As mulheres medievais que desejavam uma voz nos círculos religiosos (a Igreja era, evidentemente, o poder não eleito da época) deixaram sua feminilidade adaptando seus corpos, o modo como os usavam e, portanto, a maneira como eram “lidos”. por outros. Protegendo sua virgindade, jejuando, mortificando sua carne, talvez lendo, escrevendo ou tornando-se fisicamente enclausurados em um mosteiro ou ancoradouro, eles reorientavam o modo como eram identificados.
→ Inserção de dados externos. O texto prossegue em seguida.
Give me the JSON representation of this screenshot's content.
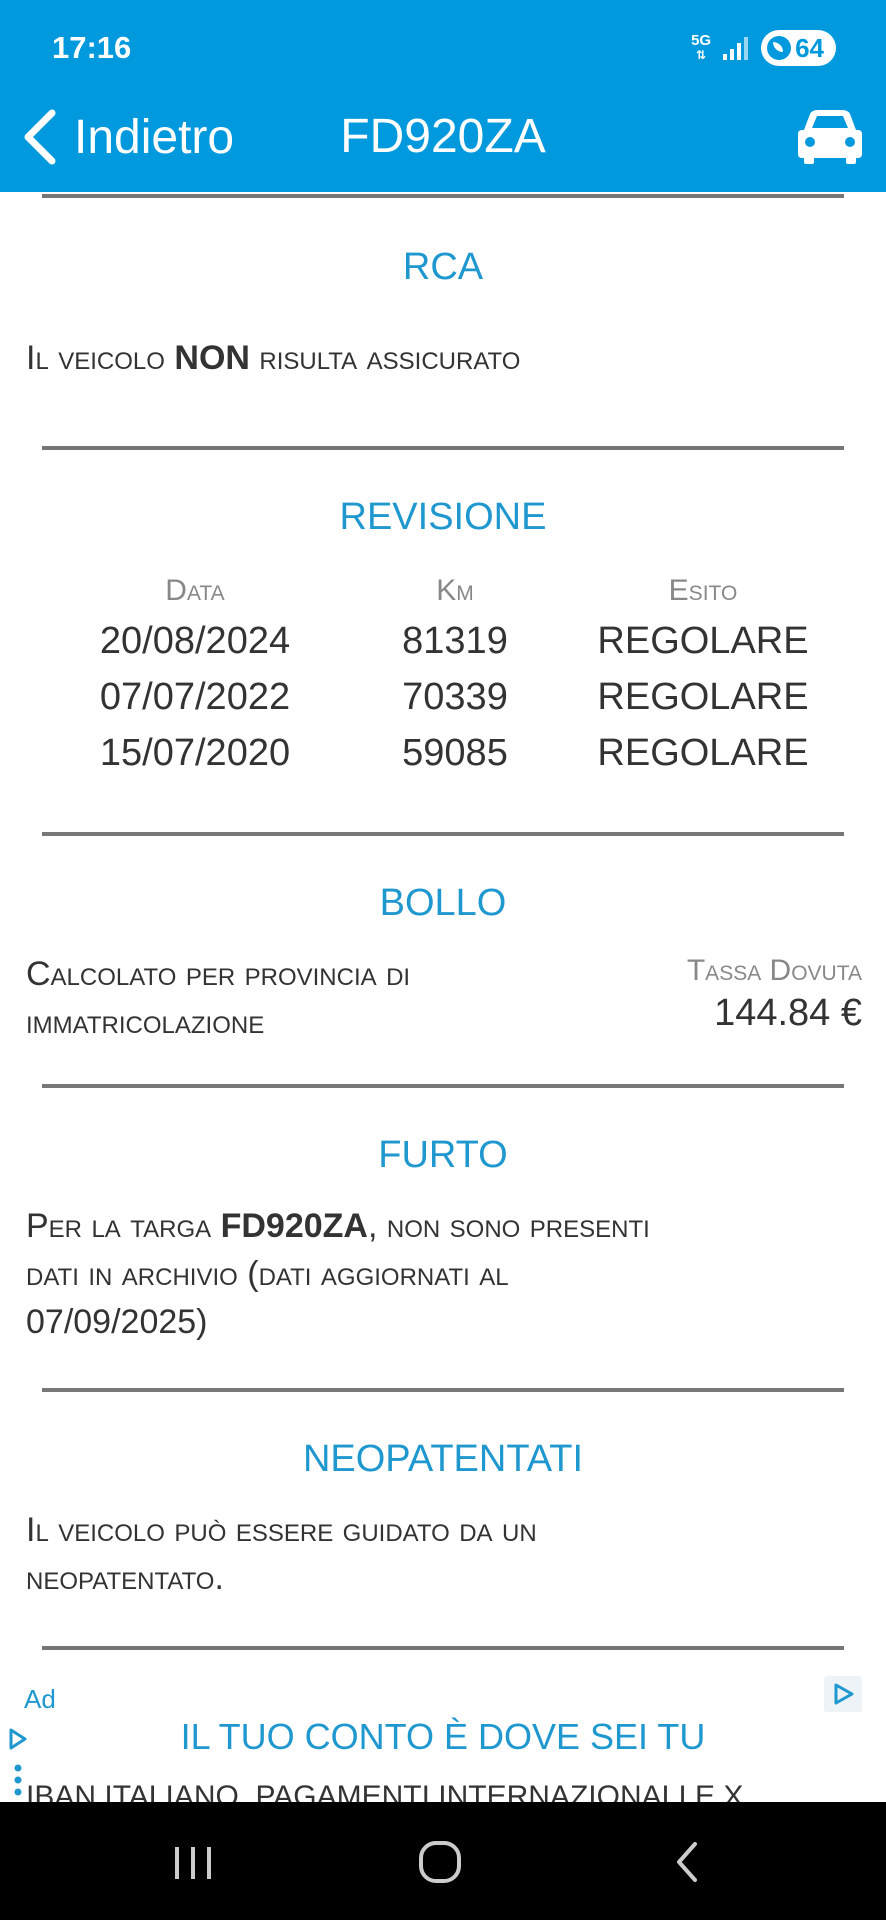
{
  "status_bar": {
    "time": "17:16",
    "network_label": "5G",
    "battery_level": "64"
  },
  "header": {
    "back_label": "Indietro",
    "title": "FD920ZA"
  },
  "sections": {
    "rca": {
      "title": "RCA",
      "text_before": "Il veicolo ",
      "text_bold": "NON",
      "text_after": " risulta assicurato"
    },
    "revisione": {
      "title": "REVISIONE",
      "columns": [
        "Data",
        "Km",
        "Esito"
      ],
      "rows": [
        [
          "20/08/2024",
          "81319",
          "REGOLARE"
        ],
        [
          "07/07/2022",
          "70339",
          "REGOLARE"
        ],
        [
          "15/07/2020",
          "59085",
          "REGOLARE"
        ]
      ]
    },
    "bollo": {
      "title": "BOLLO",
      "text_line1": "Calcolato per provincia di",
      "text_line2": "immatricolazione",
      "tax_label": "Tassa Dovuta",
      "tax_value": "144.84 €"
    },
    "furto": {
      "title": "FURTO",
      "line1_before": "Per la targa ",
      "plate": "FD920ZA",
      "line1_after": ", non sono presenti",
      "line2": "dati in archivio (dati aggiornati al",
      "line3": "07/09/2025)"
    },
    "neopatentati": {
      "title": "NEOPATENTATI",
      "line1": "Il veicolo può essere guidato da un",
      "line2": "neopatentato."
    }
  },
  "ad": {
    "label": "Ad",
    "title": "IL TUO CONTO È DOVE SEI TU",
    "subtitle": "IBAN ITALIANO, PAGAMENTI INTERNAZIONALI E X"
  },
  "colors": {
    "brand": "#0099dd",
    "section_title": "#1f97cf"
  }
}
Joan of Arc (1412-1431) levou um exército à vitória na Guerra dos Cem Anos, vestido como um soldado, numa época em que as mulheres não deveriam lutar.

Catarina de Siena (1347-1380), desafiando os códigos sociais da beleza feminina, raspou os cabelos em desafio ao desejo de seus pais de se casarem. Mais tarde, ela teve uma poderosa experiência mística, através da qual ela recebeu o coração de Cristo no lugar do seu; uma transformação visceral que alterou radicalmente seu corpo e identidade.

E Santa Agatha (231-251), cuja história circulou amplamente na Idade Média, recusou-se a ceder à pressão sexual e foi torturada, sofrendo finalmente o rompimento de seus seios. Ela já foi descrita como oferecendo seus seios em um prato para Cristo e o mundo. Agatha subverteu o objetivo de seus torturadores, explorou seu eu "sem feminização" e, em vez disso, ofereceu seus seios como símbolos de poder e triunfo.

Alguns estudiosos até argumentaram que os monges e monjas eram considerados um “terceiro gênero” na Idade Média: nem totalmente masculinos nem femininos.

Esses sistemas flexíveis de gênero mostram como as pessoas medievais talvez fossem mais sofisticadas em sua conceituação de identidade que somos hoje, quando os desafios noções binárias de gênero só agora estão se tornando amplamente discutidos. Os códigos medievais de castidade podem não estar de acordo com a maioria dos gostos do século XNUM, mas essas mulheres poderosas da história assumiram o controle de sua própria identificação: encontraram brechas nas regras e encontraram autoridade em sua própria auto-modelagem.

A campanha presidencial dos EUA sem dúvida revigorou a política de gênero. Hillary Clinton disse: "Se eu quiser bater uma história fora da primeira página, eu apenas mudo o meu penteado". É fácil dar um salto em tal comentário, vendo Clinton como uma mediateca, brincando com a expectativa de que as mulheres são definidas por sua aparência. Mas, na verdade, como muitas mulheres antes dela, Clinton estava manipulando e explorando as próprias regras que buscam defini-la.

Libertação completa isto não é. Somente quando a longa história das regras de gênero for contestada, mulheres poderosas não serão mais comparadas aos homens. Como a resposta de Joana d'Arc e suas tropas, é certamente agora a hora de outro chamado às armas: pelas liberdades de tolerância, inclusão, igualdade e compaixão. Precisamos transformar o pesar em otimismo e palavras em ação. Para quebrar não os sonhos das meninas ao redor do mundo, mas os tetos de vidro que os restringem.

A Conversação

Sobre o autor

Laura Kalas Williams, Pesquisador de pós-doutorado em literatura e medicina medieval e Tutor Associado, Universidade de Exeter

Este artigo foi originalmente publicado em A Conversação. Leia o artigo original.